-Thank you, Trevor.
-And congratulations on a book that is drawing accolades from every single person who has read it. It's a powerful story. The book is titled Know My Name. For a long time, you were anonymous, and then you chose to come out with your name and your full story. Why? Well, I wanted the title to be declarative and definitive, to say I am choosing to step forward and I'm not going to hide anymore, because this is not my burden to carry. I feel like, at this point, I know who I am, I know what I'm worth and I know what I'm capable of. And when you know yourself on that deep level, it becomes very hard to mess with you.
-Oh, I like that.
- I feel like... I feel like that's what the story in the book is all about. You know, you
-you wrote down your experiences on the pages of this book, and you write beautifully, but it's also painful and triumphant at the same time. How long did it take you to
-to move from a place in your life where you were only thinking about the pain to then moving to a place where you're like, "No, I'm going to turn this into my triumph and I'm going to turn this into a rallying cry"? Mm. Well, one Post
-it note I had next to my desk as I was writing just said, "Feel what I felt." It was very important for me to just acknowledge every feeling I had experienced, to not tuck any of them away and to lay it out on the page. And it's funny, because I worked so hard to get on the paper exactly what I was feeling inside.
-And as soon as that aligned, it would click and I would move on and I wouldn't think much about it. But when I was on Oprah, she picked up the book and, as she was reading passages to me, I was listening and I was like, "Damn, like, that's really good." Yeah, that's, uh... that's what
- that's what Oprah does.
-She, uh... She'll read your book to you,
-Yeah. and then you're like, "I need to buy my book." You're like...
-I know.
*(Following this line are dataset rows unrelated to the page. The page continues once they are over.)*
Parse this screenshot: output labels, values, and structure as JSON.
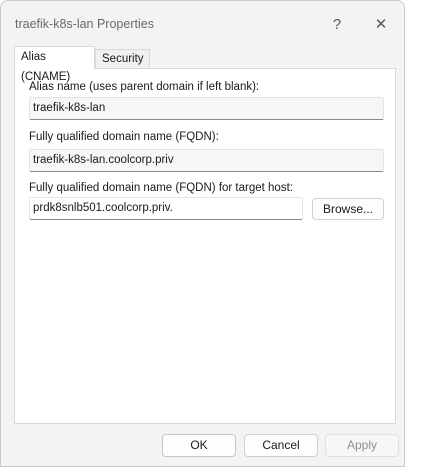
{
  "window": {
    "title": "traefik-k8s-lan Properties",
    "help_glyph": "?",
    "close_glyph": "✕"
  },
  "tabs": [
    {
      "label": "Alias (CNAME)",
      "active": true
    },
    {
      "label": "Security",
      "active": false
    }
  ],
  "form": {
    "alias_label": "Alias name (uses parent domain if left blank):",
    "alias_value": "traefik-k8s-lan",
    "fqdn_label": "Fully qualified domain name (FQDN):",
    "fqdn_value": "traefik-k8s-lan.coolcorp.priv",
    "target_label": "Fully qualified domain name (FQDN) for target host:",
    "target_value": "prdk8snlb501.coolcorp.priv.",
    "browse_label": "Browse..."
  },
  "footer": {
    "ok_label": "OK",
    "cancel_label": "Cancel",
    "apply_label": "Apply"
  }
}
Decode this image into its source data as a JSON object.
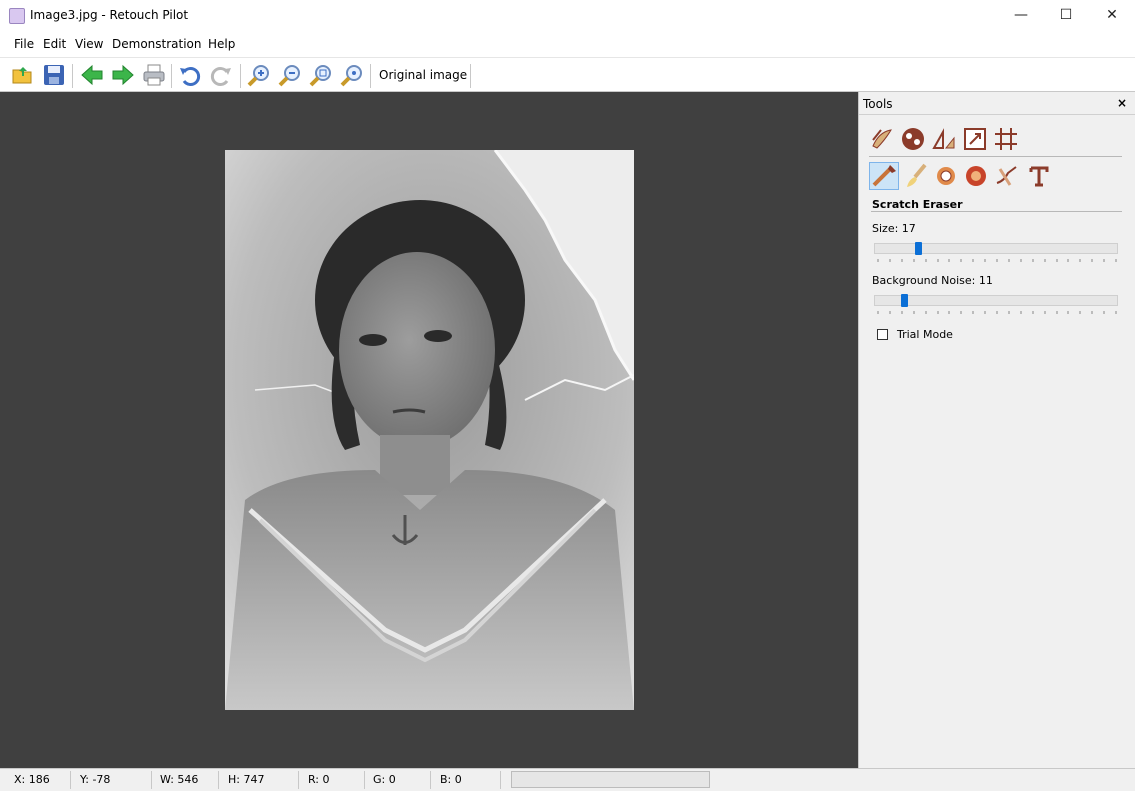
{
  "window": {
    "title": "Image3.jpg - Retouch Pilot",
    "minimize": "—",
    "maximize": "☐",
    "close": "✕"
  },
  "menu": [
    "File",
    "Edit",
    "View",
    "Demonstration",
    "Help"
  ],
  "toolbar": {
    "original_image_label": "Original image",
    "icons": [
      "open-folder-icon",
      "save-icon",
      "back-arrow-icon",
      "forward-arrow-icon",
      "print-icon",
      "undo-icon",
      "redo-icon",
      "zoom-in-icon",
      "zoom-out-icon",
      "zoom-fit-icon",
      "zoom-actual-icon"
    ]
  },
  "tools_panel": {
    "title": "Tools",
    "close": "×",
    "section_title": "Scratch Eraser",
    "size_label": "Size: 17",
    "size_value": 17,
    "size_max": 100,
    "noise_label": "Background Noise: 11",
    "noise_value": 11,
    "noise_max": 100,
    "trial_mode_label": "Trial Mode",
    "trial_mode_checked": false
  },
  "status": {
    "x": "X: 186",
    "y": "Y: -78",
    "w": "W: 546",
    "h": "H: 747",
    "r": "R: 0",
    "g": "G: 0",
    "b": "B: 0",
    "progress": 0
  },
  "colors": {
    "canvas_bg": "#404040",
    "accent": "#0b6fd6"
  }
}
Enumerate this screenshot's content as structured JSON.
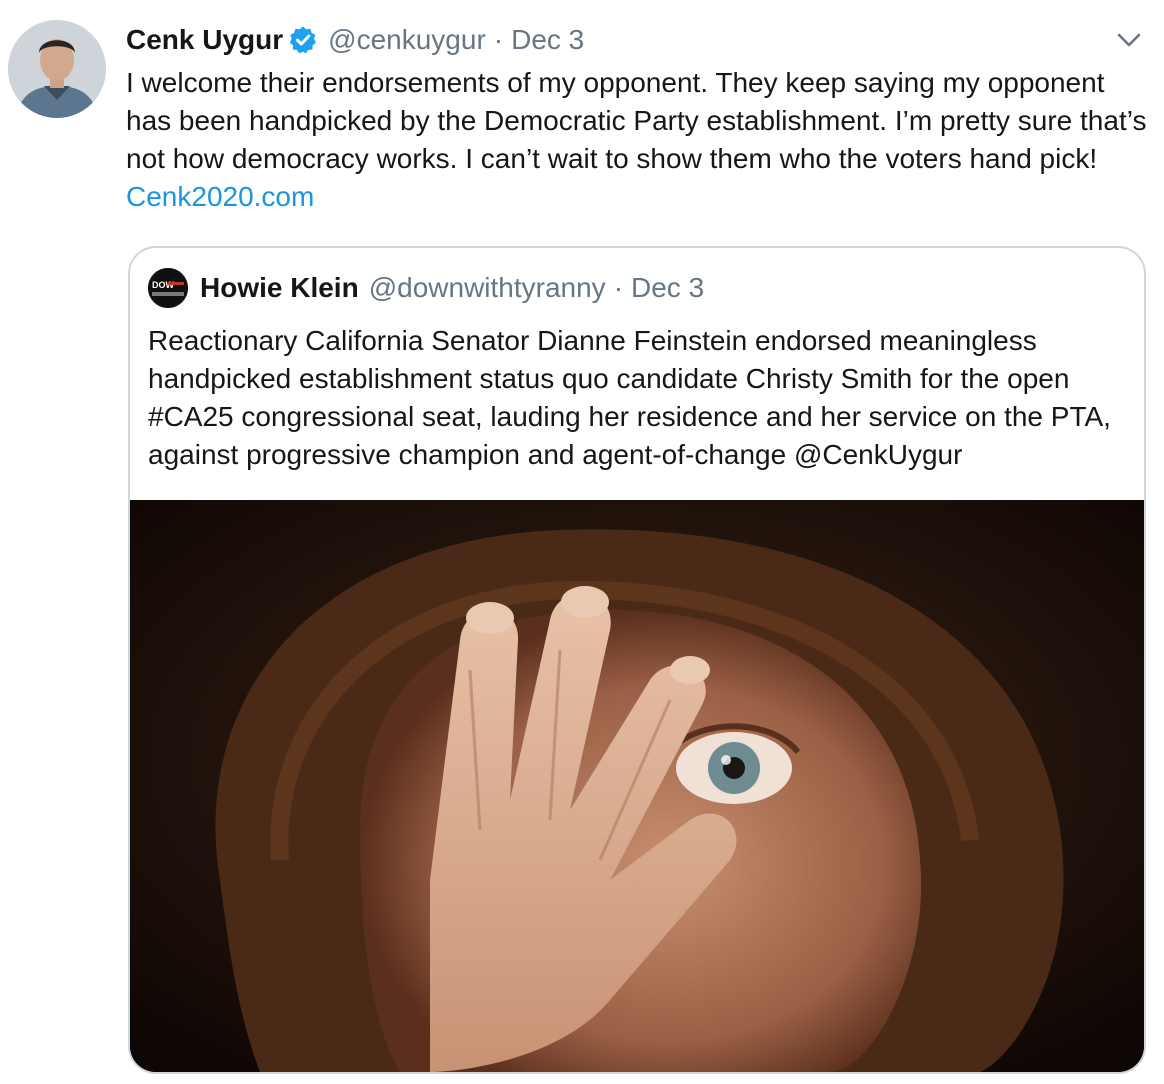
{
  "tweet": {
    "author_name": "Cenk Uygur",
    "handle": "@cenkuygur",
    "separator": "·",
    "date": "Dec 3",
    "text": "I welcome their endorsements of my opponent. They keep saying my opponent has been handpicked by the Democratic Party establishment. I’m pretty sure that’s not how democracy works. I can’t wait to show them who the voters hand pick! ",
    "link_text": "Cenk2020.com",
    "verified_icon": "verified-badge-icon",
    "menu_icon": "chevron-down-icon"
  },
  "quoted_tweet": {
    "author_name": "Howie Klein",
    "handle": "@downwithtyranny",
    "separator": "·",
    "date": "Dec 3",
    "text": "Reactionary California Senator Dianne Feinstein endorsed meaningless handpicked establishment status quo candidate Christy Smith for the open #CA25 congressional seat, lauding her residence and her service on the PTA, against progressive champion and agent-of-change @CenkUygur",
    "avatar_text": "DOW"
  },
  "colors": {
    "text_primary": "#14171a",
    "text_secondary": "#657786",
    "link": "#1b95e0",
    "verified": "#1da1f2",
    "border": "#ccd6dd"
  }
}
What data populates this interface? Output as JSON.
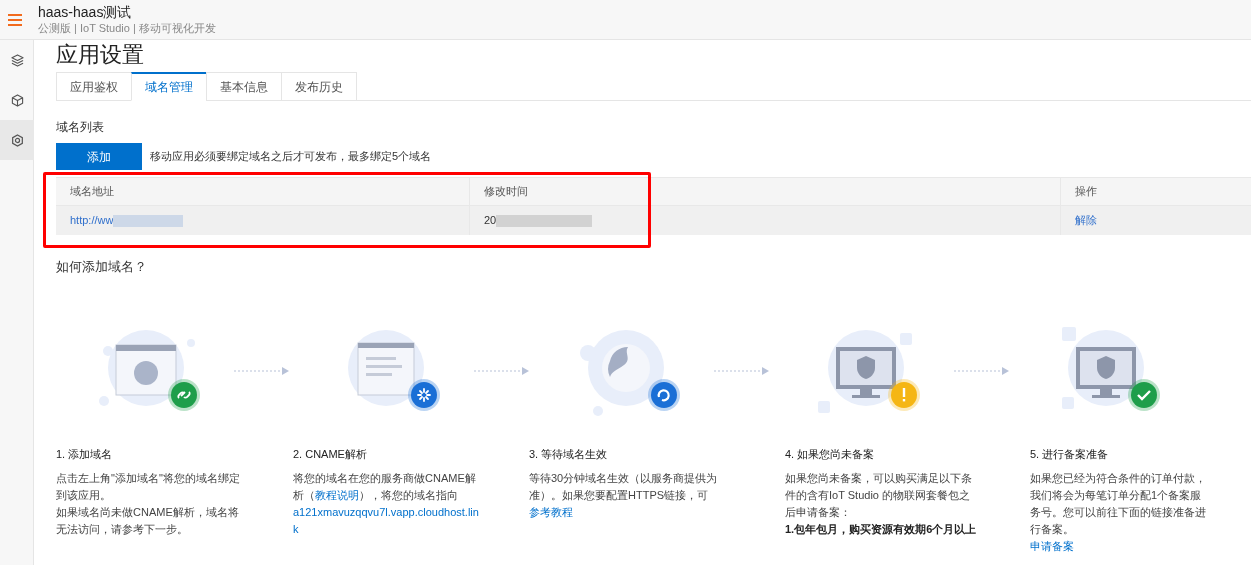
{
  "header": {
    "title": "haas-haas测试",
    "subtitle": "公测版 | IoT Studio | 移动可视化开发"
  },
  "sidebar": {
    "items": [
      {
        "kind": "layers",
        "selected": false
      },
      {
        "kind": "cube",
        "selected": false
      },
      {
        "kind": "settings",
        "selected": true
      }
    ]
  },
  "page_title": "应用设置",
  "tabs": [
    {
      "label": "应用鉴权",
      "selected": false
    },
    {
      "label": "域名管理",
      "selected": true
    },
    {
      "label": "基本信息",
      "selected": false
    },
    {
      "label": "发布历史",
      "selected": false
    }
  ],
  "section_title": "域名列表",
  "add_button": "添加",
  "hint": "移动应用必须要绑定域名之后才可发布，最多绑定5个域名",
  "table": {
    "columns": [
      "域名地址",
      "修改时间",
      "操作"
    ],
    "rows": [
      {
        "domain": "http://ww",
        "modified": "20",
        "action": "解除"
      }
    ]
  },
  "help_title": "如何添加域名？",
  "steps": [
    {
      "kind": "link",
      "title": "1. 添加域名",
      "paragraphs": [
        [
          {
            "kind": "text",
            "text": "点击左上角\"添加域名\"将您的域名绑定到该应用。"
          }
        ],
        [
          {
            "kind": "text",
            "text": "如果域名尚未做CNAME解析，域名将无法访问，请参考下一步。"
          }
        ]
      ]
    },
    {
      "kind": "spinner",
      "title": "2. CNAME解析",
      "paragraphs": [
        [
          {
            "kind": "text",
            "text": "将您的域名在您的服务商做CNAME解析（"
          },
          {
            "kind": "link",
            "text": "教程说明"
          },
          {
            "kind": "text",
            "text": "），将您的域名指向"
          },
          {
            "kind": "url",
            "text": "a121xmavuzqqvu7l.vapp.cloudhost.link"
          }
        ]
      ]
    },
    {
      "kind": "refresh",
      "title": "3. 等待域名生效",
      "paragraphs": [
        [
          {
            "kind": "text",
            "text": "等待30分钟域名生效（以服务商提供为准）。如果您要配置HTTPS链接，可"
          }
        ],
        [
          {
            "kind": "link",
            "text": "参考教程"
          }
        ]
      ]
    },
    {
      "kind": "warning",
      "title": "4. 如果您尚未备案",
      "paragraphs": [
        [
          {
            "kind": "text",
            "text": "如果您尚未备案，可以购买满足以下条件的含有IoT Studio 的物联网套餐包之后申请备案："
          }
        ],
        [
          {
            "kind": "bold",
            "text": "1.包年包月，购买资源有效期6个月以上"
          }
        ]
      ]
    },
    {
      "kind": "check",
      "title": "5. 进行备案准备",
      "paragraphs": [
        [
          {
            "kind": "text",
            "text": "如果您已经为符合条件的订单付款，我们将会为每笔订单分配1个备案服务号。您可以前往下面的链接准备进行备案。"
          }
        ],
        [
          {
            "kind": "link",
            "text": "申请备案"
          }
        ]
      ]
    }
  ]
}
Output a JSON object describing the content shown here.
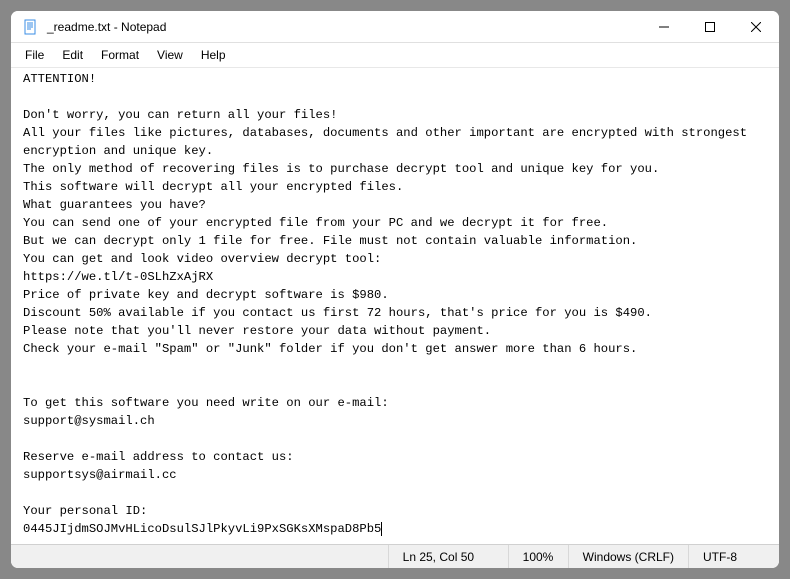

I'm a genius. I just...
- but I understand why so many people are connecting with it, because the book is not just powerful in that it tells your story. It, unfortunately, tells the story of so many other women out there,
-not just in America but in the world.
-Yeah. You know, the Brock Turner case was one where everyone felt like the case wasn't handled well. Everyone felt aggrieved on your behalf. You
- you had this story, where it
-it was cut
-And you talk about it in the book. You talk about the pain, the shame and how people tried to shift it to you. What do you
- what do you hope people will learn about being a victim of sexual assault and how hard it is to share your story? I write in the book, "Your character is not what caused your hurts to happen." And as you go through this process, you will find people who try to intimidate you, who will scare you into silence, people who want to humiliate you and tell you that you are crazy and you are small.
And I want to say, you are not crazy, and you are not small. So, know your truth, hold on to that truth, and it will carry you where you need to go. (applause and cheering) Just... Just one of the more powerful passages in the book is where you talk about the actual assault. And because you were blacked out, you have to tell the story partly from what you remember, and then, using the account of the Swedes who came to your aid. You know, those two Swedish men who came and
-and chased Brock Turner and
-and basically filled in
-the pieces of the puzzle, you know?
-Mm. What's interesting is
-is what you write about them, and you say, it made you realize that it wasn't... You know, in all of these stories, it's not just the person that is doing the bad thing and the person that the bad thing is being done to. But there are those who see it and identify it as wrong,
-and they do something about it.
-Yeah. Why was it so important for you to speak about it in that way? Can I just say that one of the Swedes, Carl, is here in the audience tonight? So can we just clap? Oh, wow. Um, any time you see him on the street, you are now required to clap. Um, it's so unbelievable to me the clarity of mind that they had, to jump into action, to not only tackle him and pin him to the ground, but they were speaking to him, saying, "What the F are you doing? "Do you think this is okay?
Apologize to her." They wanted to make sure I was being taken care of. And I think, for me, on the same night where one of the most terrible things happened, this miracle happened, which is that I was saved. And so, as I went through the trial and I was stuck in sort of the darker parts and really down on myself, I still had this hope that there are people out there who want me to get better, who are doing the right thing, and I just have to keep following that part, and that's how I'm going to get out on the other side. I mean, if there's guys like that that exist in this world, why do we lower our expectations...?
-Yeah? Thank you. Yeah. Yeah. We don't... we don't need to make excuses for predators. We don't need to make excuses for people who don't know how to treat another person decently, who don't know right from wrong, because there are people sitting here who do.
-是吗？谢谢您。是 啊。是 啊。我们不。。。我们不需要为捕食者找借口。我们不需要为那些不知道如何善待他人，不知道是非的人找借口，因为坐在这里的人都知道。
-The book is a celebration. The book is a journey, it's powerful. The book is your life. Thank you for sharing it with us.
-And congratulations on everything.
-Know My Name, a beautiful story, is available now. Chanel Miller, everybody.